Chase Utley, 2B PHI:….125 ABs, 6 HRs, .256/.290/.472
If I keep repeating it, does it make it more likely that someone will listen? I just don’t understand why teams call up their top prospects, start their arbitration clock ticking, only to watch them rot on the bench. Chase Utley is probablly the Phillies second best prospect (after SP Cole Hamels). After making the jump from A to AAA in 2002, Utley tore up AAA in 2003. Most people thought he was ready, but it wasn’t until Placido Polanco went down with an injury that Chase got his chance. He hit well and it makes you wonder if Larry Bowa isn't just a hot-headed version of Dusty Baker. Let's be realistic, Polanco is really just a suped-up utility player and Bowa would have one of the better benches in baseball with Polanco instead of Doug Glanville or Tomas Perez sucking up outs.

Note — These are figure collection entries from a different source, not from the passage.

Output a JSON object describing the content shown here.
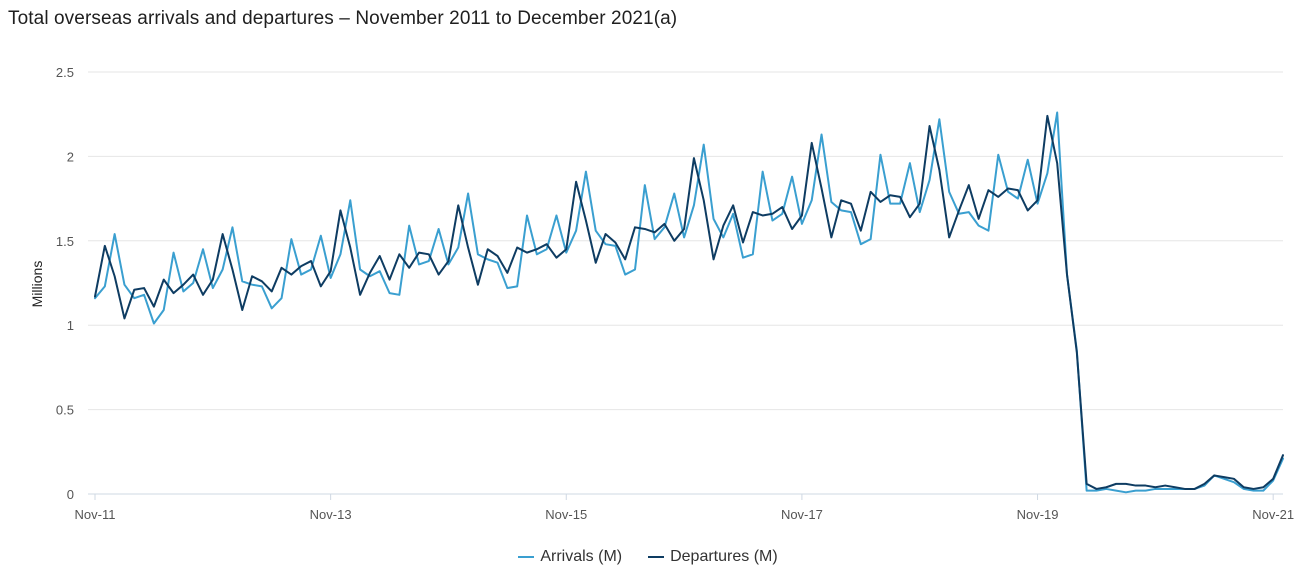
{
  "chart_data": {
    "type": "line",
    "title": "Total overseas arrivals and departures – November 2011 to December 2021(a)",
    "ylabel": "Millions",
    "xlabel": "",
    "ylim": [
      0,
      2.5
    ],
    "yticks": [
      "0",
      "0.5",
      "1",
      "1.5",
      "2",
      "2.5"
    ],
    "ytick_values": [
      0,
      0.5,
      1,
      1.5,
      2,
      2.5
    ],
    "x_start": "Nov-11",
    "x_count": 122,
    "xticks": [
      {
        "label": "Nov-11",
        "index": 0
      },
      {
        "label": "Nov-13",
        "index": 24
      },
      {
        "label": "Nov-15",
        "index": 48
      },
      {
        "label": "Nov-17",
        "index": 72
      },
      {
        "label": "Nov-19",
        "index": 96
      },
      {
        "label": "Nov-21",
        "index": 120
      }
    ],
    "grid": true,
    "legend_position": "bottom",
    "colors": {
      "arrivals": "#3a9fd0",
      "departures": "#0e3c62",
      "grid": "#e6e6e6",
      "axis": "#cfd8e3"
    },
    "series": [
      {
        "name": "Arrivals (M)",
        "key": "arrivals",
        "values": [
          1.16,
          1.23,
          1.54,
          1.24,
          1.16,
          1.18,
          1.01,
          1.09,
          1.43,
          1.2,
          1.25,
          1.45,
          1.22,
          1.33,
          1.58,
          1.26,
          1.24,
          1.23,
          1.1,
          1.16,
          1.51,
          1.3,
          1.33,
          1.53,
          1.28,
          1.42,
          1.74,
          1.33,
          1.29,
          1.32,
          1.19,
          1.18,
          1.59,
          1.36,
          1.38,
          1.57,
          1.36,
          1.46,
          1.78,
          1.42,
          1.39,
          1.37,
          1.22,
          1.23,
          1.65,
          1.42,
          1.45,
          1.65,
          1.43,
          1.56,
          1.91,
          1.56,
          1.48,
          1.47,
          1.3,
          1.33,
          1.83,
          1.51,
          1.58,
          1.78,
          1.52,
          1.71,
          2.07,
          1.63,
          1.52,
          1.66,
          1.4,
          1.42,
          1.91,
          1.62,
          1.66,
          1.88,
          1.6,
          1.74,
          2.13,
          1.73,
          1.68,
          1.67,
          1.48,
          1.51,
          2.01,
          1.72,
          1.72,
          1.96,
          1.67,
          1.86,
          2.22,
          1.79,
          1.66,
          1.67,
          1.59,
          1.56,
          2.01,
          1.79,
          1.75,
          1.98,
          1.72,
          1.9,
          2.26,
          1.3,
          0.85,
          0.02,
          0.02,
          0.03,
          0.02,
          0.01,
          0.02,
          0.02,
          0.03,
          0.03,
          0.03,
          0.03,
          0.03,
          0.05,
          0.11,
          0.09,
          0.07,
          0.03,
          0.02,
          0.02,
          0.08,
          0.21
        ]
      },
      {
        "name": "Departures (M)",
        "key": "departures",
        "values": [
          1.17,
          1.47,
          1.29,
          1.04,
          1.21,
          1.22,
          1.11,
          1.27,
          1.19,
          1.24,
          1.3,
          1.18,
          1.27,
          1.54,
          1.33,
          1.09,
          1.29,
          1.26,
          1.2,
          1.34,
          1.3,
          1.35,
          1.38,
          1.23,
          1.32,
          1.68,
          1.46,
          1.18,
          1.31,
          1.41,
          1.27,
          1.42,
          1.34,
          1.43,
          1.42,
          1.3,
          1.38,
          1.71,
          1.46,
          1.24,
          1.45,
          1.41,
          1.31,
          1.46,
          1.43,
          1.45,
          1.48,
          1.4,
          1.45,
          1.85,
          1.62,
          1.37,
          1.54,
          1.49,
          1.39,
          1.58,
          1.57,
          1.55,
          1.6,
          1.5,
          1.57,
          1.99,
          1.74,
          1.39,
          1.59,
          1.71,
          1.49,
          1.67,
          1.65,
          1.66,
          1.7,
          1.57,
          1.65,
          2.08,
          1.81,
          1.52,
          1.74,
          1.72,
          1.56,
          1.79,
          1.73,
          1.77,
          1.76,
          1.64,
          1.72,
          2.18,
          1.92,
          1.52,
          1.68,
          1.83,
          1.63,
          1.8,
          1.76,
          1.81,
          1.8,
          1.68,
          1.74,
          2.24,
          1.96,
          1.3,
          0.84,
          0.06,
          0.03,
          0.04,
          0.06,
          0.06,
          0.05,
          0.05,
          0.04,
          0.05,
          0.04,
          0.03,
          0.03,
          0.06,
          0.11,
          0.1,
          0.09,
          0.04,
          0.03,
          0.04,
          0.09,
          0.23
        ]
      }
    ]
  }
}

Jason Bay, OF PIT:….136 ABs, 10 HRs, 2 SBs, .301/.374/.618
Jason Bay can hit. Let's just get that out of the way. The kid has hit everywhere he's gone, and his first tour of the majors has been no exception. His 10 HRs is the equivalent of roughly 40-45 over a full season. If he can get enough at-bats to qualify, he has a chance to beat the rookie slugging record of .630 set in 1930 by the immortal but 30 year old George Watkins. The big thing for Bay will be to stay healthy, which he has had trouble over his brief pro career, and again is experiencing pain in the shoulder he had offseason surgery on. Bay was acquired by Pittsburgh with second year pitcher Oliver Perez for Brian Giles in 2003, the success of Bay and Perez is making the trade look better and better for the Pirates.
Chad Cordero, RP MON:….37 G, 44 IP, 39/27 K/BB, 3.07 ERA, 1.43 WHIP
Ryan Wagner, RP CIN:....19 G, 16.6 IP, 10/11 K/BB, 5.94 ERA, 2.22 WHIP
I grouped these two together because they were part of the same experiment. Both were first round picks in 2003, and during the pre-season, a lot of people were talking about how the "success" of these two would instigate a new "Moneyball" type strategy: drafting college closers. The idea was that college fireballers like Cordero and Wagner would be ready for the bigs after only a short season at AA, and therefore more valuable on draft day. It looks like it might be a 50/50 shot, so maybe this idea won't catch on as some people suggested.